Le législateur s’est efforcé d’y remédier, à l’occasion de la loi ALUR. En premier lieu, il a imposé la pratique de la notification au vendeur, au notaire et « le cas échéant, à la personne mentionnée dans la déclaration d’intention d’aliéner qui avait l’intention d’acquérir le bien » (art. L. 213-2 du Code de l’urbanisme). Ce faisant, la loi ALUR n’innove pas spécialement et ne règle pas, surtout, le cas de l’acquéreur évincé dont l’identité n’est pas connue. C’est bien pour autant qu’il est désormais prévu une obligation de publication de la décision de préemption pour faire courir le délai de recours vis-à-vis des tiers (et donc vis-à-vis de l’acquéreur évincé inconnu). L’efficacité du mécanisme institué dépendra de la capacité du titulaire du droit de préemption à justifier de la publication effectuée (par un certificat d’affichage du Maire ou du Président de l’EPCI compétent notamment), ce dernier étant réalisé dans les locaux de la collectivité titulaire et, par prudence, en Mairie du lieu de l’immeuble.

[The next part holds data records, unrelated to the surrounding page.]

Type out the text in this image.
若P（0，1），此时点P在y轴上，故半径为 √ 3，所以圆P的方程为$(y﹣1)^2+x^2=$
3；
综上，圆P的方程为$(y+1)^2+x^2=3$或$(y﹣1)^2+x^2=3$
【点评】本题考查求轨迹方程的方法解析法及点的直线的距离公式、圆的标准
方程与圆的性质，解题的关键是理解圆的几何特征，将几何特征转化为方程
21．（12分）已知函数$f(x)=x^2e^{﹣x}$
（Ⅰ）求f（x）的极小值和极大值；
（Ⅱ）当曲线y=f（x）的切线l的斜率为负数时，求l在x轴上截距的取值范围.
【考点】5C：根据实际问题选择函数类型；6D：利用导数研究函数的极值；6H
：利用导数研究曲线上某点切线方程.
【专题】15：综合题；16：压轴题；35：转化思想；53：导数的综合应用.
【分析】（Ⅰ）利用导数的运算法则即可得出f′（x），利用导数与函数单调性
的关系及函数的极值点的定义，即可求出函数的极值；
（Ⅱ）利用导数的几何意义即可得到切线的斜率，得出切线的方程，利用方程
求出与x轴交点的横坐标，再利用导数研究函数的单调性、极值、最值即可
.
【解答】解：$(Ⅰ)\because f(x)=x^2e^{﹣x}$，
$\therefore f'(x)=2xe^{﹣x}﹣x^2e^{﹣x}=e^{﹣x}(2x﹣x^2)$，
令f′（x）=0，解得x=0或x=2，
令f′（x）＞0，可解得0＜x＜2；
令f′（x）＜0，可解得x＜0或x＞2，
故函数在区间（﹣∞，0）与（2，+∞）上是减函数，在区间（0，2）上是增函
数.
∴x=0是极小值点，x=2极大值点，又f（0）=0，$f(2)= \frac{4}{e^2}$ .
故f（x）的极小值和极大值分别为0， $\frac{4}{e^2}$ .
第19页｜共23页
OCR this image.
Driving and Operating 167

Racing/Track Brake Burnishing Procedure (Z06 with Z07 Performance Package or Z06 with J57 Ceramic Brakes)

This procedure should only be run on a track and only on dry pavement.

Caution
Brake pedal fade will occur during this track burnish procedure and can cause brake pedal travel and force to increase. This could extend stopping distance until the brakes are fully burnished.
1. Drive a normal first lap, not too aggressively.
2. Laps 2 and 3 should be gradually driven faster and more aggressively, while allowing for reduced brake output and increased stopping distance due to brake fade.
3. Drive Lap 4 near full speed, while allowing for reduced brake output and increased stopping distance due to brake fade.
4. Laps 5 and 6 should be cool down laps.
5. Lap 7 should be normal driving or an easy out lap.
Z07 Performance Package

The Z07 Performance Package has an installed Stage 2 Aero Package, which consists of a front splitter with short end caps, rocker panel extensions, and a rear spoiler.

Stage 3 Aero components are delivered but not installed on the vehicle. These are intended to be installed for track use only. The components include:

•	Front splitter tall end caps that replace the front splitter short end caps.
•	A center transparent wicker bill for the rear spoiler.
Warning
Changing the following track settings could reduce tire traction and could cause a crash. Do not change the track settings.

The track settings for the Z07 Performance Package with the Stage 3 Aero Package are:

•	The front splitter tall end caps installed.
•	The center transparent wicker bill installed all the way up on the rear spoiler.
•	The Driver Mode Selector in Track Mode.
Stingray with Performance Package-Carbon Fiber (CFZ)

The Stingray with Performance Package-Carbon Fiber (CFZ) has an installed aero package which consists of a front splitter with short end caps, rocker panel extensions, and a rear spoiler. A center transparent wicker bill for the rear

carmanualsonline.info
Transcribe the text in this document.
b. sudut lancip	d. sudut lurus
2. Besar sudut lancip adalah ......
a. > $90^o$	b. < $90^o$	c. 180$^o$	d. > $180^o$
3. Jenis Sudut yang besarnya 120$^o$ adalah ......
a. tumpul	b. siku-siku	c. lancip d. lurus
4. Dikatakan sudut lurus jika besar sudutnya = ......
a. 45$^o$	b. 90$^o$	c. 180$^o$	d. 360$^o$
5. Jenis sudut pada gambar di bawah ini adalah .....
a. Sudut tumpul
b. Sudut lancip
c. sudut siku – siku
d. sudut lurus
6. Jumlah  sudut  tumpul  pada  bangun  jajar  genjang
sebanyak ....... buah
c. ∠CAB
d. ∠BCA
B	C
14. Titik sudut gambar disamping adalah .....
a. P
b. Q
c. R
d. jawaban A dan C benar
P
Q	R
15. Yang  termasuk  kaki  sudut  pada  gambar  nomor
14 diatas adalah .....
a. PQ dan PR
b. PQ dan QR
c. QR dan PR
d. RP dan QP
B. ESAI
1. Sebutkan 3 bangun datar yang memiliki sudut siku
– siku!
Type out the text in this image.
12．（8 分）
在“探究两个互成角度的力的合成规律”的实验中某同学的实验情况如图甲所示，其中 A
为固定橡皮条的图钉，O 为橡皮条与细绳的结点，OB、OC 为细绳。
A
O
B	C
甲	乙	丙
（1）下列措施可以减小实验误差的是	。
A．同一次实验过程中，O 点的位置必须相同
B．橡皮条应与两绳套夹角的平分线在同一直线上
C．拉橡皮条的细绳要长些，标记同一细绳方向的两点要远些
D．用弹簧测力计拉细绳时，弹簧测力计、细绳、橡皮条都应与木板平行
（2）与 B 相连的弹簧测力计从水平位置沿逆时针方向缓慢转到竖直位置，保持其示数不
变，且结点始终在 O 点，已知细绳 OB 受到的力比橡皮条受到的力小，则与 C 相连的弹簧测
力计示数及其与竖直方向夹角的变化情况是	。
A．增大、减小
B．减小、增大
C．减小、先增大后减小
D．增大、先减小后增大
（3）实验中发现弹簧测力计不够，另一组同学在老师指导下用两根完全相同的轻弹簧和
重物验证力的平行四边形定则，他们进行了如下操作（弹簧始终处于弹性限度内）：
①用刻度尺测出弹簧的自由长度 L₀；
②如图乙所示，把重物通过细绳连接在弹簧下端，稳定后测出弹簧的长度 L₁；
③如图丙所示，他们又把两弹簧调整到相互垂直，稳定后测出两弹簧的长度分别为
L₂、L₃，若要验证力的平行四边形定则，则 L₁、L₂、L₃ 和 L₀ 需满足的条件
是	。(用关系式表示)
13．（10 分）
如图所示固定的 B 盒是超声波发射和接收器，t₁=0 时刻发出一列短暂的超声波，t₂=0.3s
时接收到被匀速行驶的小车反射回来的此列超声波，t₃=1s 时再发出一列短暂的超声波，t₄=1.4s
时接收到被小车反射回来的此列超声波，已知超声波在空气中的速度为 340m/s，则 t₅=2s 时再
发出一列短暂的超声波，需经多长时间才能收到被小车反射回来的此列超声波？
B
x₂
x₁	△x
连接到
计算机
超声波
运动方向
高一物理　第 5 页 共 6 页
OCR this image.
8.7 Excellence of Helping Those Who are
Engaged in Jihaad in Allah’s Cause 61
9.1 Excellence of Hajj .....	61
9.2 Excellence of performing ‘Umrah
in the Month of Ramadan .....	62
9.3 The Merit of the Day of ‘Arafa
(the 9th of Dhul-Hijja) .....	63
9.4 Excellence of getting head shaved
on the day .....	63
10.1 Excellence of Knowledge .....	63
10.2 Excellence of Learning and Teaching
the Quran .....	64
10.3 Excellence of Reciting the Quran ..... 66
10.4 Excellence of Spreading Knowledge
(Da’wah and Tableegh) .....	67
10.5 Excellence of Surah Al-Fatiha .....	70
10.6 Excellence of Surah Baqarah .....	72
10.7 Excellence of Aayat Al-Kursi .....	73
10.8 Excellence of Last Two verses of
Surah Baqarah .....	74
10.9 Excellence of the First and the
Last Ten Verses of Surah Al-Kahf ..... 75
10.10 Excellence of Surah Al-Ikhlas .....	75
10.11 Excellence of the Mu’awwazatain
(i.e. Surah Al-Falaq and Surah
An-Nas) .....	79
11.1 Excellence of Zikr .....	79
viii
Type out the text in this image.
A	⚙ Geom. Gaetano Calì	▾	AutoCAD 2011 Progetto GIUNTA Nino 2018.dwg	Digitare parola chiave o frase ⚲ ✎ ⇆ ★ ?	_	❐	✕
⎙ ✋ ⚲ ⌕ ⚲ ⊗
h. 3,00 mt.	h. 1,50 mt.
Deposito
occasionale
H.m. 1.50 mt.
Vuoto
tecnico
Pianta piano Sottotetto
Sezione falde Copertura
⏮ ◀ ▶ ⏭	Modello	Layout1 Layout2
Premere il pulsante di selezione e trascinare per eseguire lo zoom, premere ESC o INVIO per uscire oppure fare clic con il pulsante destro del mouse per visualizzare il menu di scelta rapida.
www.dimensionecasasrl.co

La Cour administrative d’appel de Versailles a, dans une décision n° 16VE03841 rendue le 7 février 2019 (classée en C +), considéré que « lorsqu’elle fait l’objet d’un affichage destiné aux tiers, cette décision de préemption doit, compte tenu de son objet, être affichée pendant une durée de deux mois« . Or en l’espèce la décision de préemption attaquée avait fait l’objet d’un affichage en Mairie de 15 jours. Ce délai était, pour la Cour, « insuffisant pour faire courir le délai de records contentieux à l’encontre de la décision attaquée. Dans la mesure où la décision de préemption contestée a été affichée dans des conditions irrégulières, celles-ci ont fait obstacle au déclenchement du délai de recours contentieux« .
Les titulaires du DPU sont donc clairement invités à procéder à un affichage d’une durée de deux mois et à le faire constater, sauf à s’exposer à un recours formé plusieurs mois après l’intervention de la décision de préemption par un tiers.